TKI: PAHLAWAN DEVISA YANG RAPUH
Kasus kematian Tenaga Kerja Indonesia (TKI) Pembantu Rumah Tangga (PRT) tinggi. Kasus kematian TKI berprofesi PRT tiap tahunnya mencapai ratusan. Tahun lalu tercatat sebanyak 600 TKI berprofesi sebagai PRT meninggal dunia di Malaysia sementara di Arab Saudi sebanyak 200 orang. Penyebabnya tiga hal, yaitu: penganiayaan majikan, kerja overtime dan kasus seksual (Berita Kota, 05/08/09).

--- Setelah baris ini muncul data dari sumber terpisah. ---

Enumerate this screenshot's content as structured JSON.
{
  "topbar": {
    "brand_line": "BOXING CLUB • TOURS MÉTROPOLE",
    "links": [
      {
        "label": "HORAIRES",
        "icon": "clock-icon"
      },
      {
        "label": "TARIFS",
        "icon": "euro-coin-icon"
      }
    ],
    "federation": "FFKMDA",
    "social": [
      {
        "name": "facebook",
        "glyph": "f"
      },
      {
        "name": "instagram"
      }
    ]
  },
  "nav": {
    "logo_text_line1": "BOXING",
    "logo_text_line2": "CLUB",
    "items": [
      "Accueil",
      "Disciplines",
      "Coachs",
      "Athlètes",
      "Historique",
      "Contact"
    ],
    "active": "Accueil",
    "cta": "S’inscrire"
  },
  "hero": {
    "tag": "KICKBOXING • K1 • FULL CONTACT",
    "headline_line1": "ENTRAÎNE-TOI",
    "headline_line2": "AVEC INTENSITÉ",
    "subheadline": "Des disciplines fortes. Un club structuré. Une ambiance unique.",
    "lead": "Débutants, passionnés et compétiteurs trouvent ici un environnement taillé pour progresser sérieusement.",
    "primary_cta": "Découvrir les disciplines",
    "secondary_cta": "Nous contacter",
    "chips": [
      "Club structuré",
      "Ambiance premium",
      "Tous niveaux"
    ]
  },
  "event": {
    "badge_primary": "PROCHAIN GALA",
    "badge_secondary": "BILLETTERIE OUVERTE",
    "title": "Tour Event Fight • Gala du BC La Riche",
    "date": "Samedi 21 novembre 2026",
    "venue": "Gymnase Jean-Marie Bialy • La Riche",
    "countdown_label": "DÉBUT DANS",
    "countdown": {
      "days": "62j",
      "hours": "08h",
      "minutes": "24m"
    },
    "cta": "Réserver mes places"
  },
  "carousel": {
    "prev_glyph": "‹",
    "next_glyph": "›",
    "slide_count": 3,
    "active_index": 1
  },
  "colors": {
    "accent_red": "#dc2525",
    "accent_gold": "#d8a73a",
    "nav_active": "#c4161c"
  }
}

Bagi masyarakat yang sulit mengakses pekerjaan di negeri sendiri maka cerita tentang menjadi TKI dengan gelimang Ringgit dan Riyal adalah sebuah impian. Bagaimana tidak, mereka yang sukses bekerja di Malaysia atau Arab Saudi lalu bisa bikin rumah, beli perabotan rumah, membeli perhiasan, tanah dan sebagainya. Tentunya, jarang yang terekspose mereka yang kesulitan, terlantar bahkan gagal. Masyarakat kita memang lebih suka cerita sukses daripada cerita kegagalan. Makanya yang gagal tidak pernah terungkap. Begitulah kira-kira.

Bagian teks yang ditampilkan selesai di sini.